Research Mode: Online data analysis with local driving around Ann Arbor

UMTRI Project #13: Pedestrian Detection Using via Ultra-Wideband (UWB) Device for Smart Vehicles
Faculty Mentor: Henry Liu, henryliu@umich.edu
Prerequisites: Proficient programming skills, basic mathematics.
Project Description: Pedestrian detection is one of the critical problems in the autonomous driving field.

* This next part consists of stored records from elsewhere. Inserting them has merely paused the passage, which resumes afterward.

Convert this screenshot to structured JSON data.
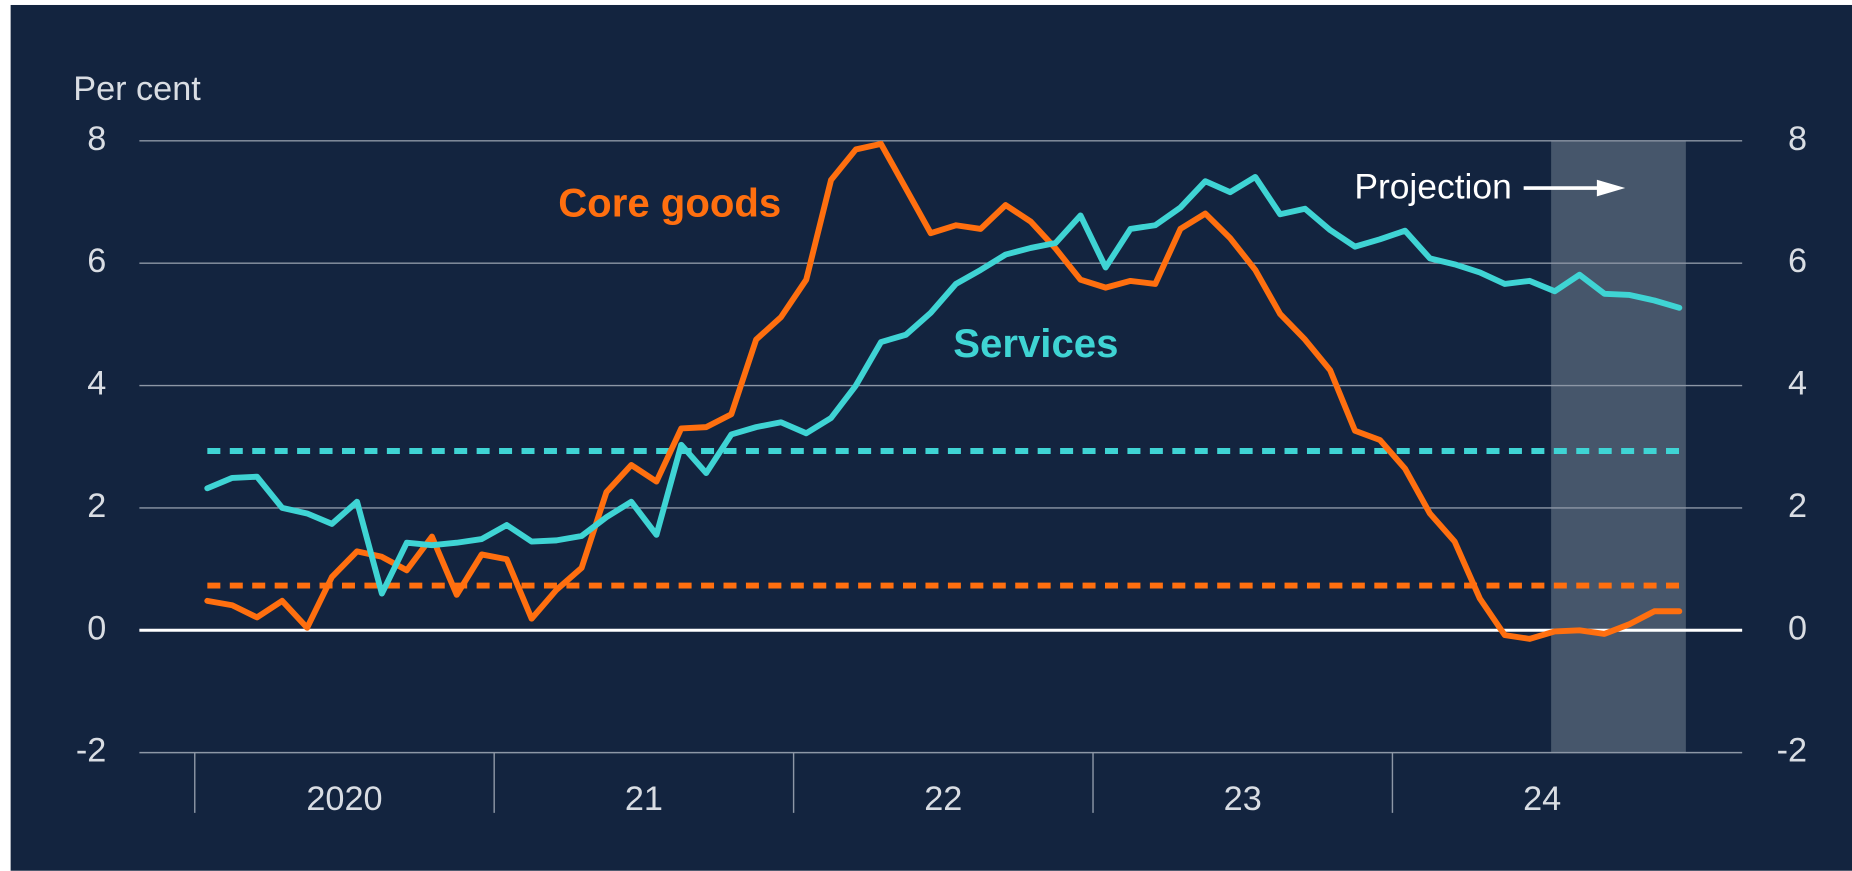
{
  "chart_data": {
    "type": "line",
    "y_label": "Per cent",
    "x": [
      2020.042,
      2020.125,
      2020.208,
      2020.292,
      2020.375,
      2020.458,
      2020.542,
      2020.625,
      2020.708,
      2020.792,
      2020.875,
      2020.958,
      2021.042,
      2021.125,
      2021.208,
      2021.292,
      2021.375,
      2021.458,
      2021.542,
      2021.625,
      2021.708,
      2021.792,
      2021.875,
      2021.958,
      2022.042,
      2022.125,
      2022.208,
      2022.292,
      2022.375,
      2022.458,
      2022.542,
      2022.625,
      2022.708,
      2022.792,
      2022.875,
      2022.958,
      2023.042,
      2023.125,
      2023.208,
      2023.292,
      2023.375,
      2023.458,
      2023.542,
      2023.625,
      2023.708,
      2023.792,
      2023.875,
      2023.958,
      2024.042,
      2024.125,
      2024.208,
      2024.292,
      2024.375,
      2024.458,
      2024.542,
      2024.625,
      2024.708,
      2024.792,
      2024.875,
      2024.958
    ],
    "series": [
      {
        "name": "Core goods",
        "color": "#ff6f0f",
        "values": [
          0.48,
          0.41,
          0.21,
          0.48,
          0.04,
          0.87,
          1.29,
          1.2,
          0.98,
          1.53,
          0.58,
          1.24,
          1.16,
          0.19,
          0.66,
          1.02,
          2.26,
          2.7,
          2.43,
          3.3,
          3.32,
          3.53,
          4.75,
          5.12,
          5.73,
          7.36,
          7.86,
          7.95,
          7.22,
          6.49,
          6.62,
          6.56,
          6.95,
          6.68,
          6.24,
          5.73,
          5.6,
          5.71,
          5.66,
          6.56,
          6.81,
          6.41,
          5.89,
          5.17,
          4.75,
          4.25,
          3.26,
          3.11,
          2.64,
          1.91,
          1.45,
          0.52,
          -0.08,
          -0.14,
          -0.02,
          0,
          -0.06,
          0.1,
          0.31,
          0.31
        ]
      },
      {
        "name": "Services",
        "color": "#3fd4d4",
        "values": [
          2.32,
          2.49,
          2.51,
          2.0,
          1.91,
          1.74,
          2.1,
          0.6,
          1.43,
          1.39,
          1.43,
          1.49,
          1.72,
          1.45,
          1.47,
          1.54,
          1.85,
          2.1,
          1.56,
          3.03,
          2.57,
          3.2,
          3.32,
          3.4,
          3.22,
          3.47,
          4.0,
          4.71,
          4.83,
          5.19,
          5.66,
          5.89,
          6.14,
          6.25,
          6.33,
          6.78,
          5.93,
          6.56,
          6.62,
          6.91,
          7.34,
          7.16,
          7.41,
          6.8,
          6.89,
          6.54,
          6.27,
          6.39,
          6.53,
          6.08,
          5.98,
          5.85,
          5.66,
          5.71,
          5.54,
          5.81,
          5.5,
          5.48,
          5.39,
          5.27
        ]
      }
    ],
    "reference_lines": [
      {
        "value": 2.93,
        "color": "#3fd4d4"
      },
      {
        "value": 0.73,
        "color": "#ff6f0f"
      }
    ],
    "shaded_region": {
      "label": "Projection",
      "x": [
        2024.53,
        2024.98
      ]
    },
    "xlim": [
      2019.815,
      2025.168
    ],
    "xticks": [
      2020,
      {
        "value": 2021,
        "label": "21"
      },
      {
        "value": 2022,
        "label": "22"
      },
      {
        "value": 2023,
        "label": "23"
      },
      {
        "value": 2024,
        "label": "24"
      }
    ],
    "ylim": [
      -2,
      8
    ],
    "yticks": [
      -2,
      0,
      2,
      4,
      6,
      8
    ],
    "grid": true
  }
}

Traditional methods are either unreliable, e.g., a camera-based detection system, or expensive, e.g., a lidar-based detection system. As in 2019, Apple starts to put Ultra-Wideband (UWB) functionality into the iPhone; it is expected that shortly, most smartphones and other smart devices carried by humans will be equipped with UWB functionality. As the UWB device will give accurate localization results, it becomes an economical and precise method for pedestrian tracking and collision warning for smart vehicles. This project will develop a data-driven approach that detects and localizes pedestrians via UWB localization. If interested, the student can develop a cellphone app to illustrate the developed method.
Research Mode: Hybrid (online)

UMTRI Project #14: Designing a sustainable and resilient transportation system: Learning from our collective COVID 19 Experience
Faculty Mentor: Aditi Misra, aditimis@umich.edu
Prerequisites: Geospatial data analysis skills; Interest in travel behavior and equity; Familiarity with R and/or Python
Project Description: Natural disasters and disruptions disproportionately affect people from different socio-economic backgrounds. The experience with COVID provides a natural experimental setting for testing this hypothesis and in developing long term sustainable solutions for such disasters in future. This particular research project will focus on analyzing if and how transportation behavior is affected under and due to COVID related restrictions across the different segments of the society and the impact of such changes on future multimodal transportation planning, especially public transportation.